Keith (Jahi Wilson), Joy (Isabella Russo) and Ernest the ghost (David Harbour) exit the house in We Have a Ghost (2023)
(l to r) Keith (Jahi Wilson), Joy (Isabella Russo) and Ernest the ghost (David Harbour) exit the house

On the other hand, this seems an incredible slight premise to extrude out to a 2 hours and 6 minute film. Which is probably why the second half of the film turns into a raucous comedy where Jahi Wilson and Isabella Russo take Ernest out of the house. Here the scenes have been pumped up with a pointlessly overblown car chase sequence. Into the mix is thrown pursuing Government Agents where Landon has copied the playbook from E.T. – The Extra-Terrestrial (1982), while outfitting them with big guns seemingly borrowed from Men in Black (1997). Along with a miscast Tig Notaro, who looks for all the world like a live-action version of Reepicheep from The Chronicles of Narnia: The Voyage of the Dawn Treader (2010), as the government ghostbuster who eventually comes over to their side.
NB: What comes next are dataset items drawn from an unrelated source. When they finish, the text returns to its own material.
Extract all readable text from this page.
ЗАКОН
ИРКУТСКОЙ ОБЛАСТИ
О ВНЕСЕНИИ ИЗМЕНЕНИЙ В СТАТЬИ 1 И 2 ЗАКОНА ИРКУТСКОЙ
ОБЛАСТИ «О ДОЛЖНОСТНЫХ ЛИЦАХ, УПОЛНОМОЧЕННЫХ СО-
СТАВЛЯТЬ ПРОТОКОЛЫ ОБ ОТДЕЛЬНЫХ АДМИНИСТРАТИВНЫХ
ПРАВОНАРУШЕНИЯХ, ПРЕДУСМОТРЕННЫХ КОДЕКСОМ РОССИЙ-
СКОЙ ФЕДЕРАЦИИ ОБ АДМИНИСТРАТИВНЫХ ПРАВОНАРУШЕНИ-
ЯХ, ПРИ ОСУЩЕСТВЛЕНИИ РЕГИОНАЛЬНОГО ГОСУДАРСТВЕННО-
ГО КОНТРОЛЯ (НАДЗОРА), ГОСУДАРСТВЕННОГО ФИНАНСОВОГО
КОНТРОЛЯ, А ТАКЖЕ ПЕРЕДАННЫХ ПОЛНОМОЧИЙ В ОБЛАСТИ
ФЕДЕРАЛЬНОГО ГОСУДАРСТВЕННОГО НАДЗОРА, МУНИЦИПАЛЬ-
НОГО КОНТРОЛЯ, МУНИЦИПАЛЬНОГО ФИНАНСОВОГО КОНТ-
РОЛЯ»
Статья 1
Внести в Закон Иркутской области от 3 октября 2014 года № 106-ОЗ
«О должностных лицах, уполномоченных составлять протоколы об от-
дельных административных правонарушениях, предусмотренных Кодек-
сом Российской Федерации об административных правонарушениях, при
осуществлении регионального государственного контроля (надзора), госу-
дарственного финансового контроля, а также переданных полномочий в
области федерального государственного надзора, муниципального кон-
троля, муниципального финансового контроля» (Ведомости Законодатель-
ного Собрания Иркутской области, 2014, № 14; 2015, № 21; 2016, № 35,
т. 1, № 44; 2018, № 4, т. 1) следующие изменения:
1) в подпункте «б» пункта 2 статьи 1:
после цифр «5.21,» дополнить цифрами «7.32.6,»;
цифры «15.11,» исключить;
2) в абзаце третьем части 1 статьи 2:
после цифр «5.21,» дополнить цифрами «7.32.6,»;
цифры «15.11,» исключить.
In between that, Jahi Wilson and Isabella Russo dance around an attraction, aided by David Harbour’s ghost, although this has the frustration of being one where nothing at all happens, falling into the new Hollywood norm that prefers platonic avoidance than the depiction of attraction presumably so as not to want to step into the modern minefield of gender definitions and offend anybody. Which is a shame as both Jahi and Isabella both seem capable performers.